How To Patent an Invention:

Step 1: Create Space for Ideas, Good and Bad

Nothing starts as a good idea. Every idea is born a bad one that becomes better over time. So, creating a culture where bad ideas aren’t automatically killed but have room to evolve and transform is paramount.

The key to creating this culture is ensuring all team members believe they are inventors. In my experience, no one believes or thinks that non-engineers on my team assume that you must be an engineer to invent something. The junior engineers think you must be very senior to go through the process. Meanwhile, those senior engineers often think that the entrepreneurial types are more likely to have new ideas worth patenting.

We are all inventors. If you have a problem to solve and you’re thinking about a way to solve it, you’re an inventor.

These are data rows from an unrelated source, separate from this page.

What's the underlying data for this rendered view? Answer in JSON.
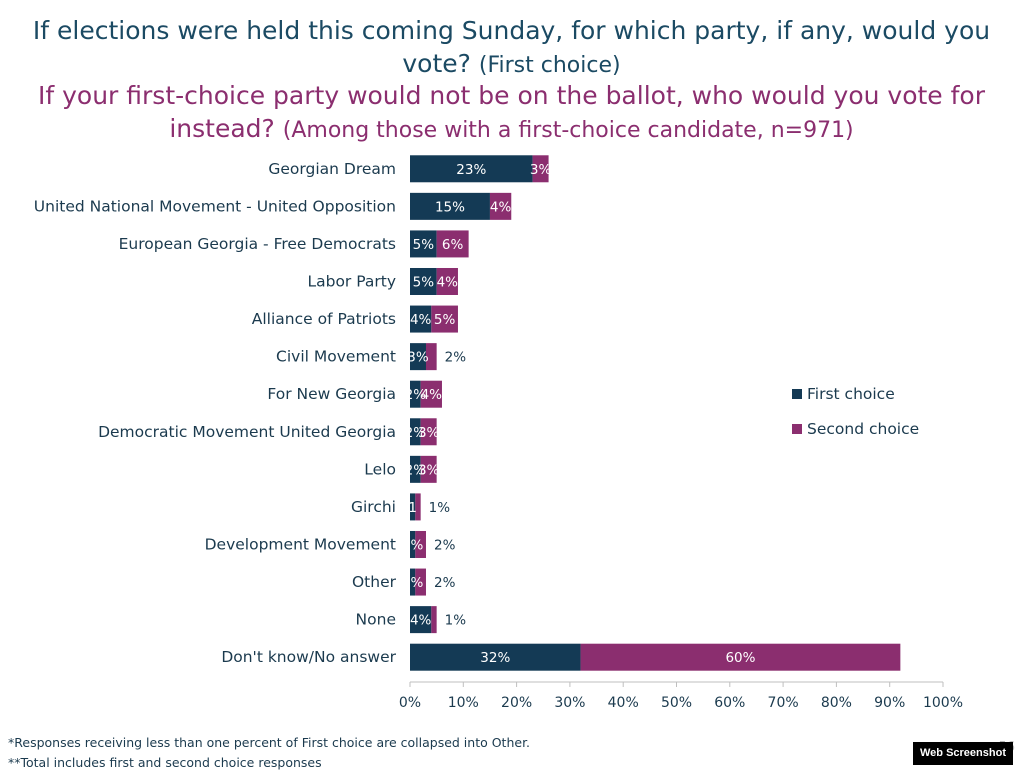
{
  "header": {
    "question1_main": "If elections were held this coming Sunday, for which party, if any, would you vote?",
    "question1_sub": "(First choice)",
    "question2_main": "If your first-choice party would not be on the ballot, who would you vote for instead?",
    "question2_sub": "(Among those with a first-choice candidate, n=971)"
  },
  "chart_data": {
    "type": "bar",
    "orientation": "horizontal",
    "stacked": true,
    "categories": [
      "Georgian Dream",
      "United National Movement - United Opposition",
      "European Georgia - Free Democrats",
      "Labor Party",
      "Alliance of Patriots",
      "Civil Movement",
      "For New Georgia",
      "Democratic Movement United Georgia",
      "Lelo",
      "Girchi",
      "Development Movement",
      "Other",
      "None",
      "Don't know/No answer"
    ],
    "series": [
      {
        "name": "First choice",
        "values": [
          23,
          15,
          5,
          5,
          4,
          3,
          2,
          2,
          2,
          1,
          1,
          1,
          4,
          32
        ],
        "labels": [
          "23%",
          "15%",
          "5%",
          "5%",
          "4%",
          "3%",
          "2%",
          "2%",
          "2%",
          "1",
          "1%",
          "1%",
          "4%",
          "32%"
        ]
      },
      {
        "name": "Second choice",
        "values": [
          3,
          4,
          6,
          4,
          5,
          2,
          4,
          3,
          3,
          1,
          2,
          2,
          1,
          60
        ],
        "labels": [
          "3%",
          "4%",
          "6%",
          "4%",
          "5%",
          "2%",
          "4%",
          "3%",
          "3%",
          "1%",
          "2%",
          "2%",
          "1%",
          "60%"
        ]
      }
    ],
    "xlim": [
      0,
      100
    ],
    "xticks": [
      "0%",
      "10%",
      "20%",
      "30%",
      "40%",
      "50%",
      "60%",
      "70%",
      "80%",
      "90%",
      "100%"
    ],
    "legend_position": "right",
    "grid": false,
    "colors": {
      "first": "#143a55",
      "second": "#8b2e6f"
    }
  },
  "footnotes": {
    "note1": "*Responses receiving less than one percent of First choice are collapsed into Other.",
    "note2": "**Total includes first and second choice responses"
  },
  "page_number": "56",
  "badge": "Web Screenshot"
}
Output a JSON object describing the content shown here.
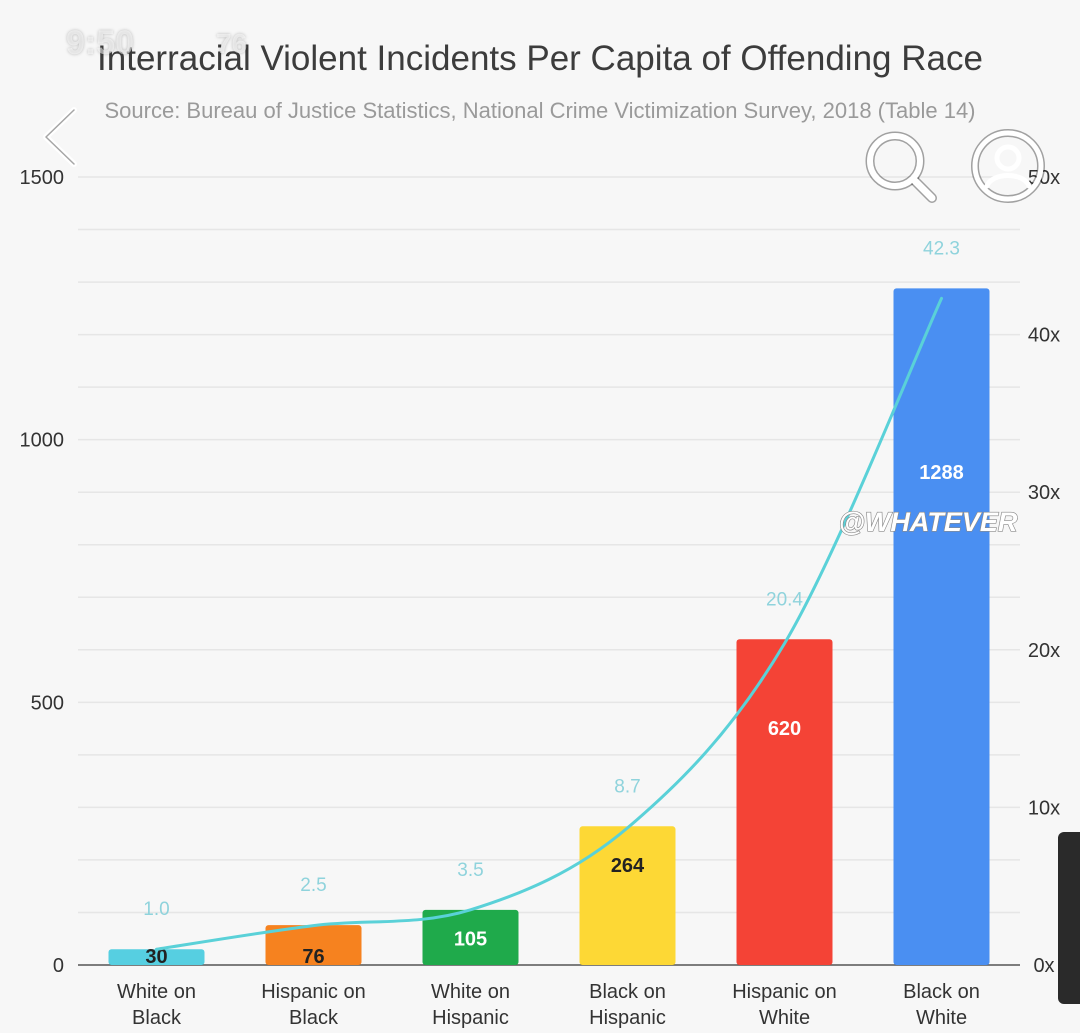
{
  "status_bar": {
    "time": "9:50",
    "battery_text": "76"
  },
  "nav": {
    "back_icon": "chevron-left-icon",
    "search_icon": "search-icon",
    "profile_icon": "user-circle-icon"
  },
  "watermark": "@WHATEVER",
  "colors": {
    "bars": [
      "#56cfe1",
      "#f6821f",
      "#1faa4b",
      "#fdd835",
      "#f44336",
      "#4a8ff2"
    ],
    "curve": "#5ad1d8",
    "value_labels": [
      "#222222",
      "#222222",
      "#ffffff",
      "#222222",
      "#ffffff",
      "#ffffff"
    ]
  },
  "chart_data": {
    "type": "bar",
    "title": "Interracial Violent Incidents Per Capita of Offending Race",
    "subtitle": "Source: Bureau of Justice Statistics, National Crime Victimization Survey, 2018 (Table 14)",
    "categories": [
      [
        "White on",
        "Black"
      ],
      [
        "Hispanic on",
        "Black"
      ],
      [
        "White on",
        "Hispanic"
      ],
      [
        "Black on",
        "Hispanic"
      ],
      [
        "Hispanic on",
        "White"
      ],
      [
        "Black on",
        "White"
      ]
    ],
    "series": [
      {
        "type": "bar",
        "axis": "left",
        "values": [
          30,
          76,
          105,
          264,
          620,
          1288
        ],
        "labels": [
          "30",
          "76",
          "105",
          "264",
          "620",
          "1288"
        ]
      },
      {
        "type": "line",
        "axis": "right",
        "values": [
          1.0,
          2.5,
          3.5,
          8.7,
          20.4,
          42.3
        ],
        "labels": [
          "1.0",
          "2.5",
          "3.5",
          "8.7",
          "20.4",
          "42.3"
        ]
      }
    ],
    "ylim": [
      0,
      1500
    ],
    "yticks": [
      0,
      500,
      1000,
      1500
    ],
    "ytick_labels": [
      "0",
      "500",
      "1000",
      "1500"
    ],
    "y2lim": [
      0,
      50
    ],
    "y2ticks": [
      0,
      10,
      20,
      30,
      40,
      50
    ],
    "y2tick_labels": [
      "0x",
      "10x",
      "20x",
      "30x",
      "40x",
      "50x"
    ],
    "grid": true,
    "legend": "none"
  }
}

Encourage the more senior members of your team, particularly those who have already gone through the inventing/patenting process, to keep an eye open for other team members who are trying to invent something or who want to join discussions about ways to solve problems. If they hear a patentable idea, they can encourage that person to follow it.

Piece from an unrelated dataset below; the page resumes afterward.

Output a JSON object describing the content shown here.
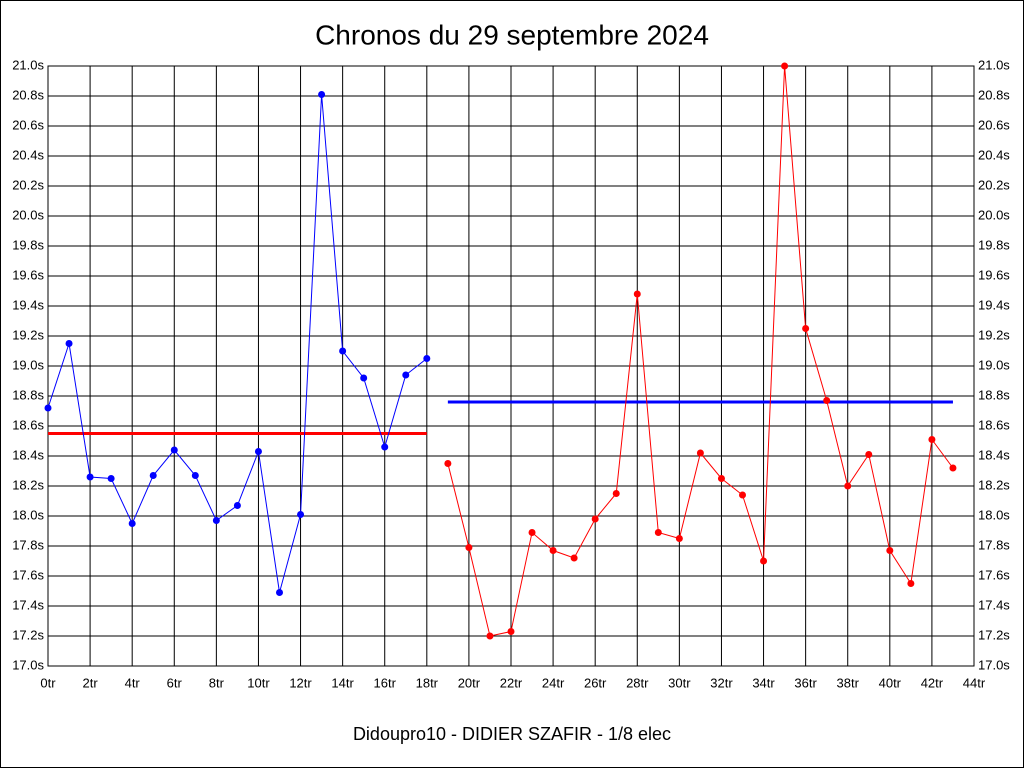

Step 2: Come Up With a Good Idea

Often, people devise a problem and imagine a “machine” that could solve it. That’s not an invention; it’s a wish, and a wish is just half of the problem. Creating a well-stated problem is the hardest part of the inventing process. But after that, finding the solution becomes easy.

Once you’ve defined your problem, encourage brainstorming to solve it. Get different people in one room, and they’ll all contribute ideas to the solution. (Those who come up with the different parts of the concept will eventually be the authors on the patent. To be an inventor, you must not just be in the room when it happens.)

If you’re coming up with ideas but nothing seems to work, consider different techniques used in your field, and think about how to combine those techniques. Very often, combining two different techniques to solve a problem is patentable. It’s hard to know why, but that thinking usually yields reasonable solutions. You’ll probably have some ideas if you start thinking that way when brainstorming an hour later.

Step 3: Turn a Good Idea into a Patentable One

You have an idea, but it has to be good and new. When you first look at it, it might appear to have been done before.

But look again: Is your idea using something in a new way or a new context? Maybe you’re combining it with another technique, which makes it new. Take your broad idea and narrow it down — getting as specific as possible. In what exact way is your idea new?

Once you’ve narrowed down your idea, it’s time to ask: Will others use it?

If no one else in the world but you will want to use your patent, or if there’s another solution that everyone already uses that is equally good, then your patent doesn’t give you any protection. People will just use the other idea.

This brings me to another point. People often think they need to patent all their ideas. That’s not necessarily true. You need to patent the idea that other people might want to use and that you want to own. If someone uses it, you’ll want them to license your rights.

Once you know your basic idea is good and new, and you know that others will use it, take that basic, specific idea that you’ve narrowed down, and then generalize back up: Think about all the variants of that idea, because what you want to do when you create a patent is create market covers multiple use cases.

For example, say you’ve built something that could work on an IP network. You might ask yourself, could this also work over a wireless or Bluetooth network? Often, the answer is yes. So, generalize your idea to include those scenarios.

Success Story Time:

One non-technical member of my team was utterly convinced she would never have a patent. One day, our team was trying to solve a complex problem. While she wasn’t an engineer, she cared about solving the problem and knew she was in a safe space to share an idea. So she did, and her idea was a good one.

I told her, “Hey, you know that is patentable, right?” She was skeptical, but she eventually obtained a patent for it.

Not only did she help solve a problem and provide Cisco with an idea worth protecting, but she also set herself apart for future success.